When I first began writing about schools, I thought teachers were a tad paranoid when they warned of covert campaigns to gut public education.
Now, I realize they were prescient.
Georgia just endured a bruising battle over a constitutional change that would have allowed the state to turn local schools deemed to be failing over to private management, including for-profit charter schools companies that have dismal track records. Amendment 1 was defeated with 60 percent of Georgia voters rejecting the erosion of local control.
At the federal level, a billionaire with no classroom experience has been nominated to lead the agency in charge of improving public education.
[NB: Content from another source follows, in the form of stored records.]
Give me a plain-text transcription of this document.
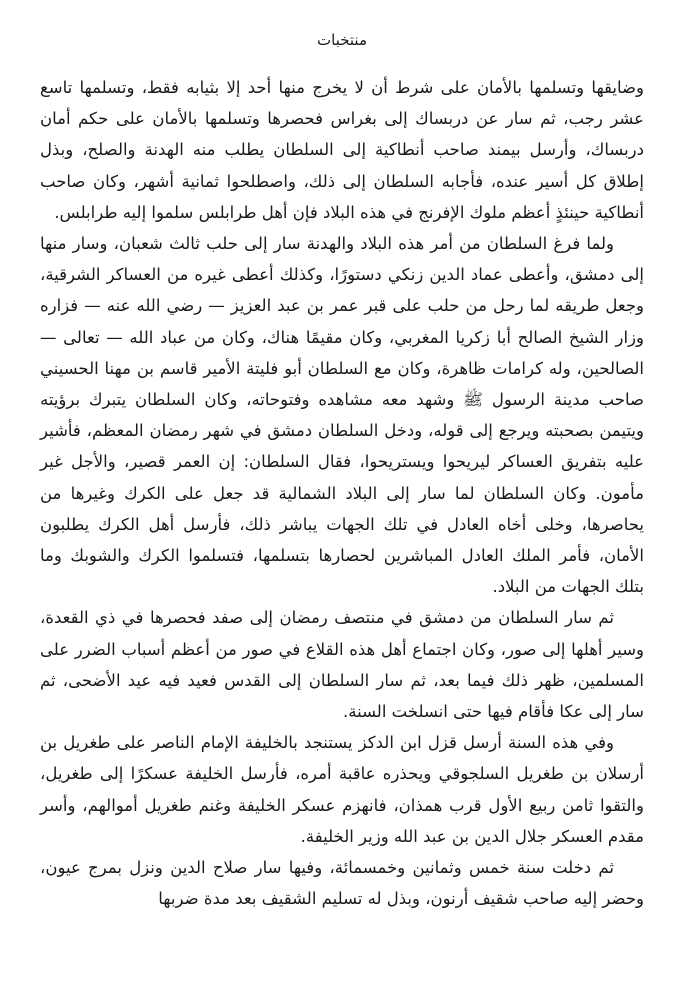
منتخبات

وضايقها وتسلمها بالأمان على شرط أن لا يخرج منها أحد إلا بثيابه فقط، وتسلمها تاسع عشر رجب، ثم سار عن دربساك إلى بغراس فحصرها وتسلمها بالأمان على حكم أمان دربساك، وأرسل بيمند صاحب أنطاكية إلى السلطان يطلب منه الهدنة والصلح، وبذل إطلاق كل أسير عنده، فأجابه السلطان إلى ذلك، واصطلحوا ثمانية أشهر، وكان صاحب أنطاكية حينئذٍ أعظم ملوك الإفرنج في هذه البلاد فإن أهل طرابلس سلموا إليه طرابلس.

ولما فرغ السلطان من أمر هذه البلاد والهدنة سار إلى حلب ثالث شعبان، وسار منها إلى دمشق، وأعطى عماد الدين زنكي دستورًا، وكذلك أعطى غيره من العساكر الشرقية، وجعل طريقه لما رحل من حلب على قبر عمر بن عبد العزيز — رضي الله عنه — فزاره وزار الشيخ الصالح أبا زكريا المغربي، وكان مقيمًا هناك، وكان من عباد الله — تعالى — الصالحين، وله كرامات ظاهرة، وكان مع السلطان أبو فليتة الأمير قاسم بن مهنا الحسيني صاحب مدينة الرسول ﷺ وشهد معه مشاهده وفتوحاته، وكان السلطان يتبرك برؤيته ويتيمن بصحبته ويرجع إلى قوله، ودخل السلطان دمشق في شهر رمضان المعظم، فأشير عليه بتفريق العساكر ليريحوا ويستريحوا، فقال السلطان: إن العمر قصير، والأجل غير مأمون. وكان السلطان لما سار إلى البلاد الشمالية قد جعل على الكرك وغيرها من يحاصرها، وخلى أخاه العادل في تلك الجهات يباشر ذلك، فأرسل أهل الكرك يطلبون الأمان، فأمر الملك العادل المباشرين لحصارها بتسلمها، فتسلموا الكرك والشوبك وما بتلك الجهات من البلاد.

ثم سار السلطان من دمشق في منتصف رمضان إلى صفد فحصرها في ذي القعدة، وسير أهلها إلى صور، وكان اجتماع أهل هذه القلاع في صور من أعظم أسباب الضرر على المسلمين، ظهر ذلك فيما بعد، ثم سار السلطان إلى القدس فعيد فيه عيد الأضحى، ثم سار إلى عكا فأقام فيها حتى انسلخت السنة.

وفي هذه السنة أرسل قزل ابن الدكز يستنجد بالخليفة الإمام الناصر على طغريل بن أرسلان بن طغريل السلجوقي ويحذره عاقبة أمره، فأرسل الخليفة عسكرًا إلى طغريل، والتقوا ثامن ربيع الأول قرب همذان، فانهزم عسكر الخليفة وغنم طغريل أموالهم، وأسر مقدم العسكر جلال الدين بن عبد الله وزير الخليفة.

ثم دخلت سنة خمس وثمانين وخمسمائة، وفيها سار صلاح الدين ونزل بمرج عيون، وحضر إليه صاحب شقيف أرنون، وبذل له تسليم الشقيف بعد مدة ضربها
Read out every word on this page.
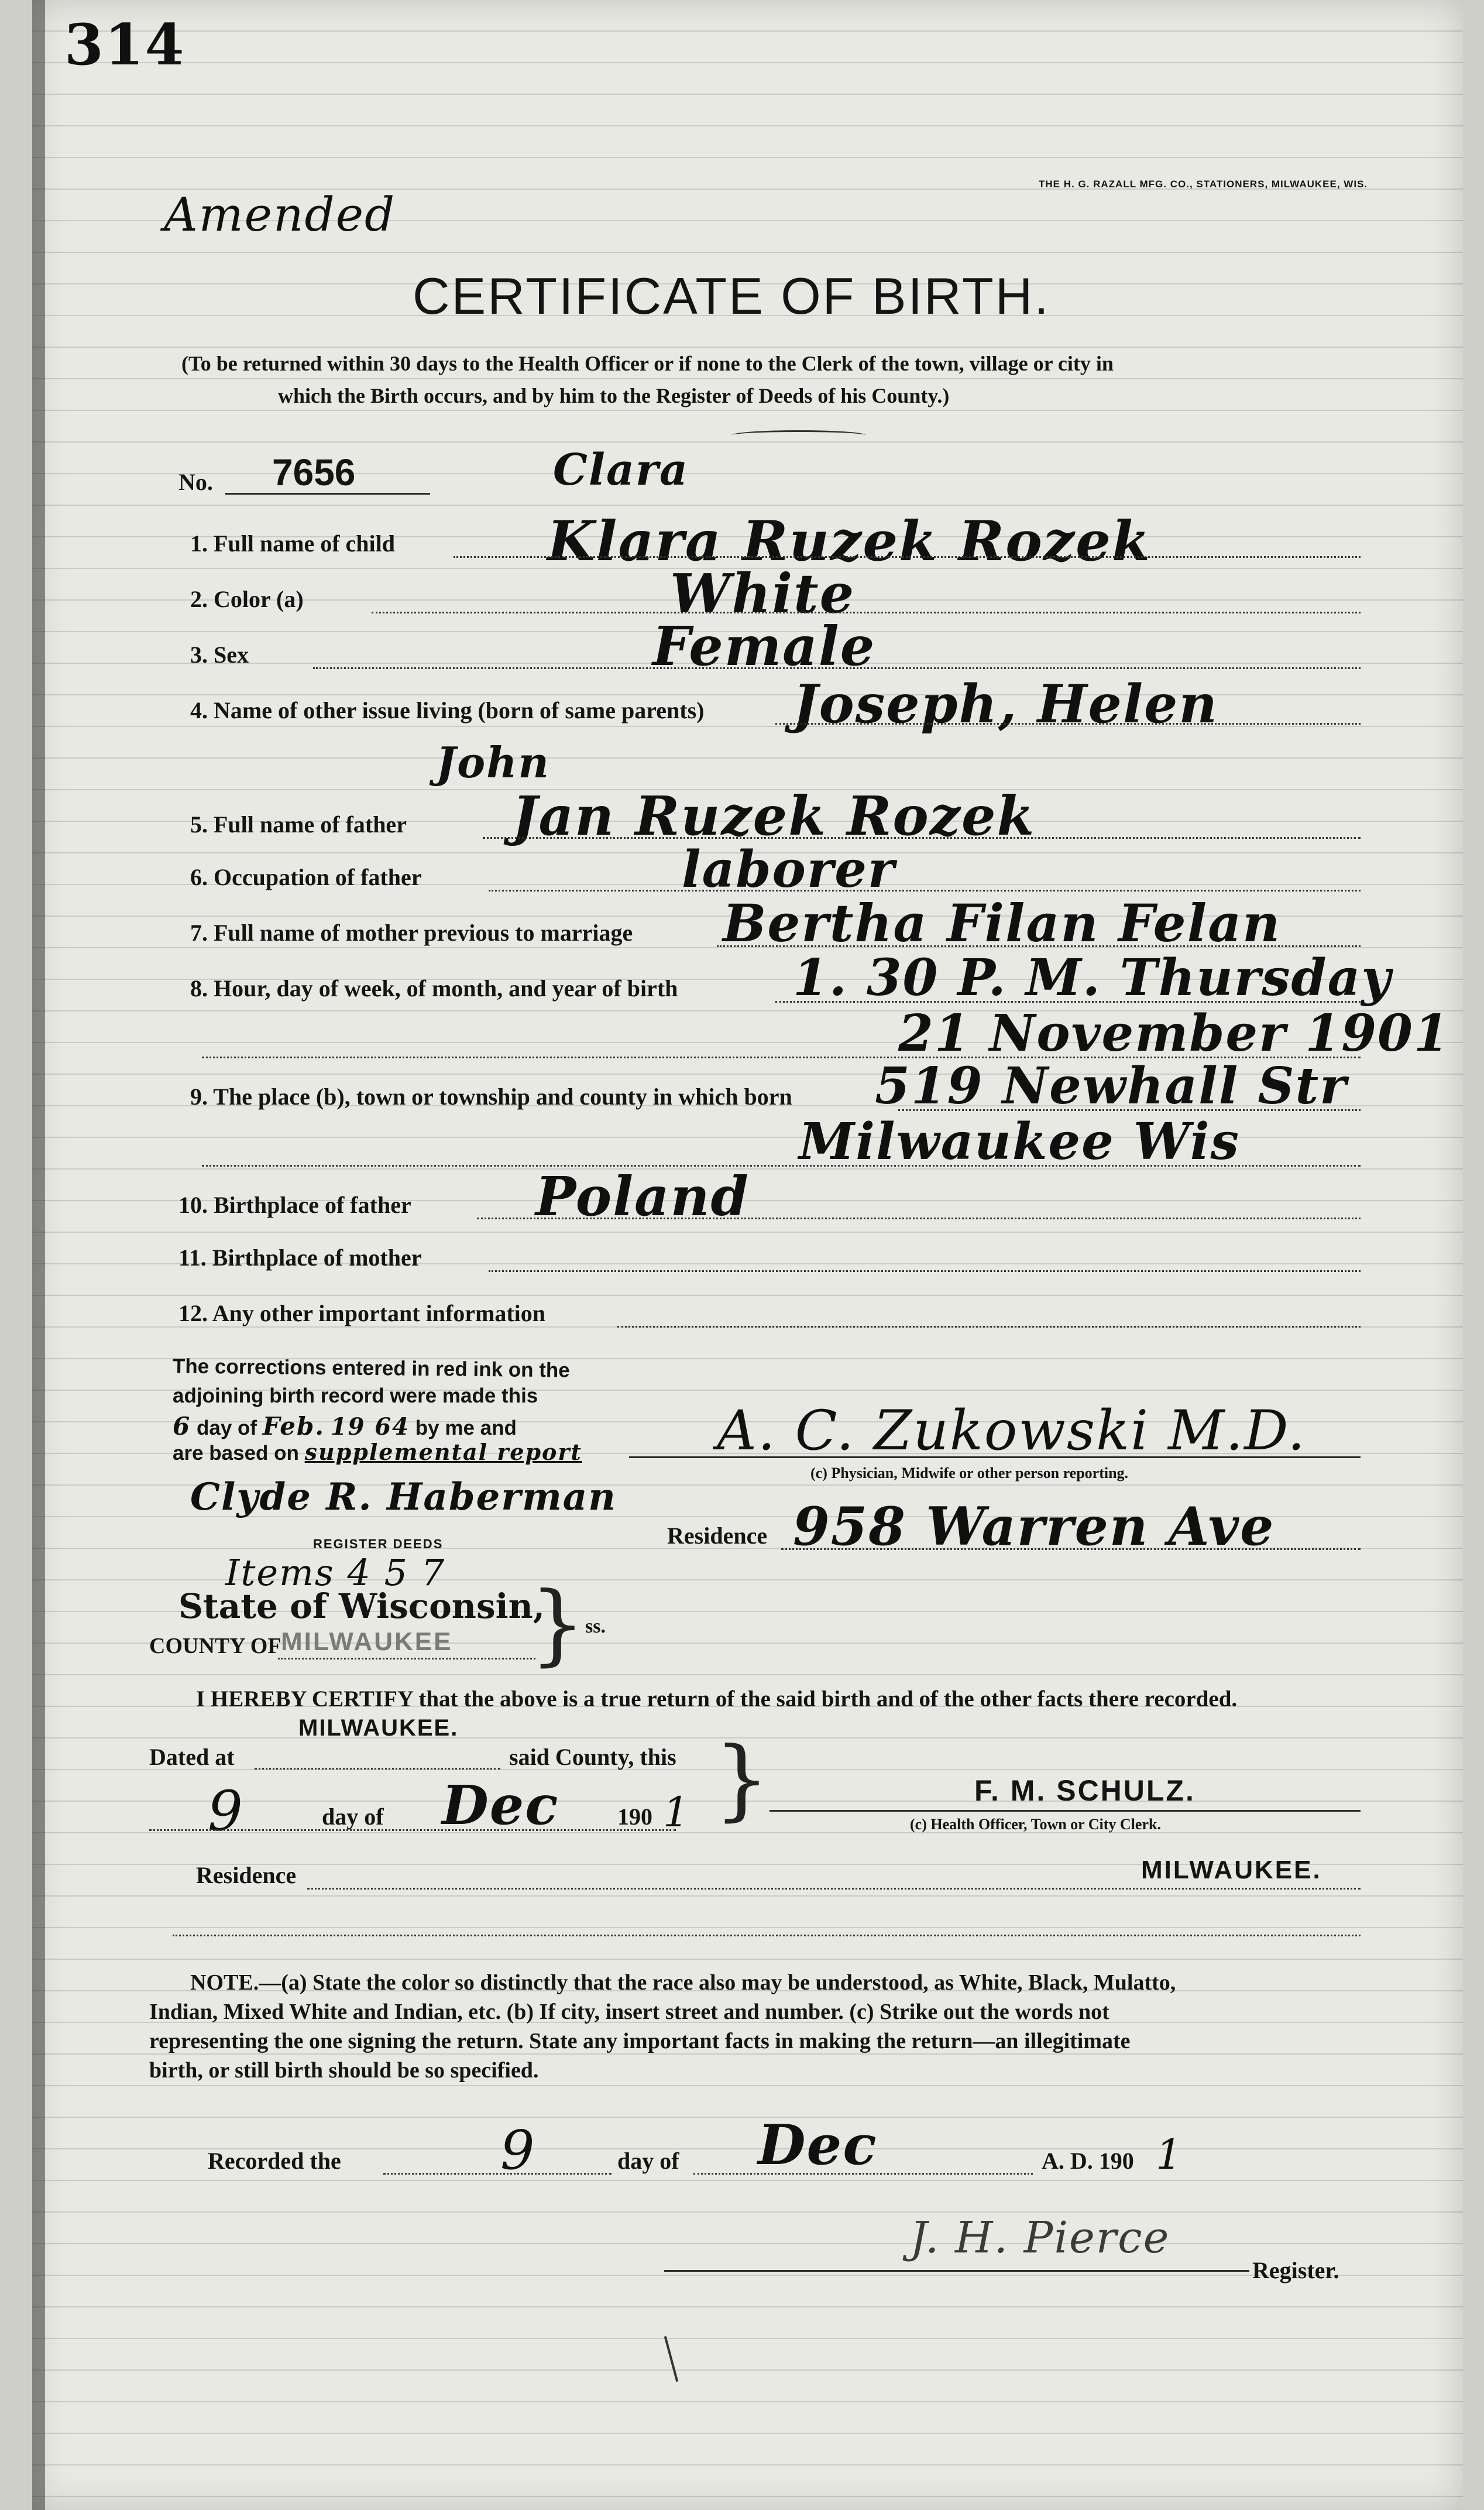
314
THE H. G. RAZALL MFG. CO., STATIONERS, MILWAUKEE, WIS.
Amended
CERTIFICATE OF BIRTH.
(To be returned within 30 days to the Health Officer or if none to the Clerk of the town, village or city in
which the Birth occurs, and by him to the Register of Deeds of his County.)
No. 7656	Clara
1. Full name of child	Klara Ruzek Rozek
2. Color (a)	White
3. Sex	Female
4. Name of other issue living (born of same parents) Joseph, Helen
John
5. Full name of father Jan Ruzek Rozek
6. Occupation of father	laborer
7. Full name of mother previous to marriage Bertha Filan Felan
8. Hour, day of week, of month, and year of birth 1. 30 P. M. Thursday
21 November 1901
9. The place (b), town or township and county in which born 519 Newhall Str
Milwaukee Wis
10. Birthplace of father Poland
11. Birthplace of mother
12. Any other important information
The corrections entered in red ink on the
adjoining birth record were made this
6 day of Feb. 19 64 by me and
are based on supplemental report
Clyde R. Haberman
REGISTER DEEDS
Items 4 5 7
A. C. Zukowski M.D.
(c) Physician, Midwife or other person reporting.
Residence 958 Warren Ave
State of Wisconsin,
COUNTY OF MILWAUKEE } ss.
I HEREBY CERTIFY that the above is a true return of the said birth and of the other facts there recorded.
MILWAUKEE.
Dated at	said County, this
9	day of Dec 190 1 }	F. M. SCHULZ.
(c) Health Officer, Town or City Clerk.
Residence	MILWAUKEE.
NOTE.—(a) State the color so distinctly that the race also may be understood, as White, Black, Mulatto,
Indian, Mixed White and Indian, etc. (b) If city, insert street and number. (c) Strike out the words not
representing the one signing the return. State any important facts in making the return—an illegitimate
birth, or still birth should be so specified.
Recorded the	9	day of Dec	A. D. 190 1
J. H. Pierce
Register.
Betsy DeVos, a philanthropist and mega Republican donor, has dedicated herself to creating escape hatches out of public schools and weakening teacher unions.
“Traditional public schools are not succeeding,” she has said. “In fact, let’s be clear, in many cases, they are failing. That’s helped people become more open to what were once considered really radical reforms—reforms like vouchers, tax credits, and education savings accounts.”
DeVos has a champion in former Florida Gov. Jeb Bush, who opened a conference of his Foundation for Excellence in Education today decrying a monolithic and public education system intent on self-preservation and indifferent to the plight of low-income students.
“To the system, they are not individuals worthy of the best education available. They’re funding resources to be procured,” he said.
An elated Bush said DeVos, President-elect Donald Trump and the new Congress, have the “real opportunity to bring wholesale disruption to education in America” by providing parents with greater choice.
I endorse disruption — if it leads to improvements. The problem with the choice movement, whether vouchers, charters or education savings accounts, is that it hasn’t raised the academic performance of at-risk students. Georgia has 115 charter schools, which, on average, are lower quality than traditional public schools.
In her home state of Michigan, DeVos has invested money and effort in expanding charter options with little to show for it. While Detroit now ranks second to New Orleans in the charter school enrollment, half of the schools perform about the same or worse than traditional schools.
DeVos regards choice as paramount, even bad choice. Her family derailed an effort to require more oversight of Detroit’s troubled charter sector, wielding $1.45 million in campaign contributions to dissuade lawmakers.
She overlooks the role of family, community and environmental factors in learning. The academic challenges of America’s neediest children — challenges magnified by addiction, homelessness, broken families, poor health, and joblessness — are daunting for any school. As Georgia State University education researcher Jarod Apperson has pointed out, “There are only about 20 good charter schools in the whole state today and it took almost two decades to get here.”
As a young reporter, I covered state legislatures, city councils and county commissions. Puzzled by the frequent decisions that contradicted voter sentiment, I realized political affiliation mattered, but so did personal and professional affiliations. Friends, family and colleagues influence politicians. Constituents are often an abstract; next-door neighbors and lodge brothers are real. If you spend a lot of time swapping stories with billionaires, their perspective informs your views.
Neither Trump nor DeVos sent their children to public schools and have little regard for what they call “failing government schools.” But nine out of 10 American send their children to public schools, and voters have consistently resisted using tax dollars to underwrite private school tuition.
The U.S. Department of Education was once seen as an ally of public education. It may now become an adversary.